The state has been under pressure from California's legal industry to do more to stop the underground pot economy, which in Los Angeles and other cities often operates in plain sight. According to some estimates, roughly 75% of sales in the state remain under the table, snatching profits from legal storefronts.

Investigators from the state Bureau of Cannabis Control and the Department of Consumer Affairs’ Cannabis Enforcement Unit served search warrants at 24 unlicensed shops from Tuesday through Thursday.
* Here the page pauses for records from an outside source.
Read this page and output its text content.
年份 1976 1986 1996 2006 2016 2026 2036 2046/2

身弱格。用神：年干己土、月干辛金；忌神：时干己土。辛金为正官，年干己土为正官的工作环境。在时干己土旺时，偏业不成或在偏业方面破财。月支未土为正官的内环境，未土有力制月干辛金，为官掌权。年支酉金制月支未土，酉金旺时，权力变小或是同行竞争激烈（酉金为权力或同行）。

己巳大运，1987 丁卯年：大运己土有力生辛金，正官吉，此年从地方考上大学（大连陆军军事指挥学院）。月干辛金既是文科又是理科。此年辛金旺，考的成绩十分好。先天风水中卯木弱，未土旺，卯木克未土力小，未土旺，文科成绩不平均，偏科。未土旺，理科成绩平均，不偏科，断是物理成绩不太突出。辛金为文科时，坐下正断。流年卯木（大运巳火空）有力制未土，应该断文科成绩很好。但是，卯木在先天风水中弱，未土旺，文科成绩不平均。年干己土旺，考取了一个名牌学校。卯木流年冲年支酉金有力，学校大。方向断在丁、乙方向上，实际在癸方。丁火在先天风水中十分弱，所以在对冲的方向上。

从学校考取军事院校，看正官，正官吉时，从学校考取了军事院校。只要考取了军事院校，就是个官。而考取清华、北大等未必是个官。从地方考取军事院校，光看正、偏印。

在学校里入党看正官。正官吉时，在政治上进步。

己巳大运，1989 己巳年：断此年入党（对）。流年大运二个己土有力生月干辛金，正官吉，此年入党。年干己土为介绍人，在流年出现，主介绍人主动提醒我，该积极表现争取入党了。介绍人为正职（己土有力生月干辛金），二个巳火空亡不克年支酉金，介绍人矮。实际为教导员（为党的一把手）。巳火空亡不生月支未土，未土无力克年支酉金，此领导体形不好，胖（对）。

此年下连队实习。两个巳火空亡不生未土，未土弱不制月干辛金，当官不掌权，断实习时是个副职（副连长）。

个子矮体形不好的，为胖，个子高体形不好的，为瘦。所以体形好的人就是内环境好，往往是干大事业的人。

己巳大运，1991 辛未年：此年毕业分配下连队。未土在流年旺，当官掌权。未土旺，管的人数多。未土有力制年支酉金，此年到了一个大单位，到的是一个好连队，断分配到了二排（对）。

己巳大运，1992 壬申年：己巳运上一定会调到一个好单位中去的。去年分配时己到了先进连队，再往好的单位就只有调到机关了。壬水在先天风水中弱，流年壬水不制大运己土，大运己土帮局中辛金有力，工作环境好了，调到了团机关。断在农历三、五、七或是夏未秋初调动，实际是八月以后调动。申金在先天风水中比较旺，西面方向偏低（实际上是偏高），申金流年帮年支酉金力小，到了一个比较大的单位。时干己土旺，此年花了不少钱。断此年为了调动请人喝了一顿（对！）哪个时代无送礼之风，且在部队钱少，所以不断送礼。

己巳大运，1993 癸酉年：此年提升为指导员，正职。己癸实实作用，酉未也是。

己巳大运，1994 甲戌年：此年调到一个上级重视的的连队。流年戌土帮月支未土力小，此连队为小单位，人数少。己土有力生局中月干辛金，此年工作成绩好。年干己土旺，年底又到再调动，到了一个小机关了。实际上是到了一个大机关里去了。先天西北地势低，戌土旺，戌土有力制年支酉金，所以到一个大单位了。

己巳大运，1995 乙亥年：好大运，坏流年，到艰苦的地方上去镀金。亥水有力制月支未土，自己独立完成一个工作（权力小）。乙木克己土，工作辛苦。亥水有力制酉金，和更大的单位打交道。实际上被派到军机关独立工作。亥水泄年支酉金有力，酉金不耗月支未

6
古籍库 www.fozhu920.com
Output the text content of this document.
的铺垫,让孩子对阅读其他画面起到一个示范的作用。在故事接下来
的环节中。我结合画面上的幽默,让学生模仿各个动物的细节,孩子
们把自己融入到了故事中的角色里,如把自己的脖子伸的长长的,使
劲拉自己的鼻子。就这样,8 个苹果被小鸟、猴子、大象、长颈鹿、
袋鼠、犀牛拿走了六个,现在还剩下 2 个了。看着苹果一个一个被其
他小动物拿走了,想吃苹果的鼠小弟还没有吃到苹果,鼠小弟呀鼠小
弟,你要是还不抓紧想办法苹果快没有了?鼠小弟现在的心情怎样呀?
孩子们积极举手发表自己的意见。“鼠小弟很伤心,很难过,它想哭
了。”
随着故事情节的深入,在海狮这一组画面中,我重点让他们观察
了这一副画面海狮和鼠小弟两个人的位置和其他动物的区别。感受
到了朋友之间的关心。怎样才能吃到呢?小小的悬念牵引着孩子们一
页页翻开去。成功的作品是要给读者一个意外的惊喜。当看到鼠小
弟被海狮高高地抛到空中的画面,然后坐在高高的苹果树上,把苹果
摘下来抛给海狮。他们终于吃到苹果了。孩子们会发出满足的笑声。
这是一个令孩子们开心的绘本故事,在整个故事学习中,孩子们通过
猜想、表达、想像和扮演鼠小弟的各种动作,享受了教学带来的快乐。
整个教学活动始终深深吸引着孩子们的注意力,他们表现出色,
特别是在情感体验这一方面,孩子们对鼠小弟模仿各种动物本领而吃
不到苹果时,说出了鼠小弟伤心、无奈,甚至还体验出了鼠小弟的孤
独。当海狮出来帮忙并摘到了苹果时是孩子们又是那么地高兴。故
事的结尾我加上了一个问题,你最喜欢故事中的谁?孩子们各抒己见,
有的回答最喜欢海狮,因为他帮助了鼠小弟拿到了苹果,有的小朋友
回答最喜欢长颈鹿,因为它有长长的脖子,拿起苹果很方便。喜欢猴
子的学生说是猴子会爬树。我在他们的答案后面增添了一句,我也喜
They seized $8.8 million in cannabis products, confiscated nearly 10,000 illegal vape pens and $129,000 in cash, the bureau said.

The crackdown was praised by the United Cannabis Business Association, a Los Angeles-based industry group that has been urging the state to do more to shut down rogue operators.

“For a long time we have been playing a game of whack-a-mole, targeting and shutting down a small handful of illegal shops at a time, only to have them reopen days later in the same location or down the street," said Jerred Kiloh, who heads the group.

He called the raids “the type of systematic action required” to combat the vast illegal market. “Every day, illegal operators are distributing products that are not tested, taxed or tracked by the state, putting not only the ongoing vitality of the legal industry at risk, but also the health and well-being of Californians,” Kiloh said in a statement.

California kicked off broad legal sales on Jan. 1, 2018. But the illegal market has continued a bustling business, in part because consumers can avoid steep tax rates by buying in unlicensed dispensaries.

But there’s a trade off for saving a buck. Illegal products have not met strict state testing standards and could be tainted by mold, pesticides, heavy metals — even human waste.

The state's top cannabis regulator, Lori Ajax, signaled that more was to come. “We look forward to working with local jurisdictions and law enforcement as we continue to shut down unlicensed operators,” she said.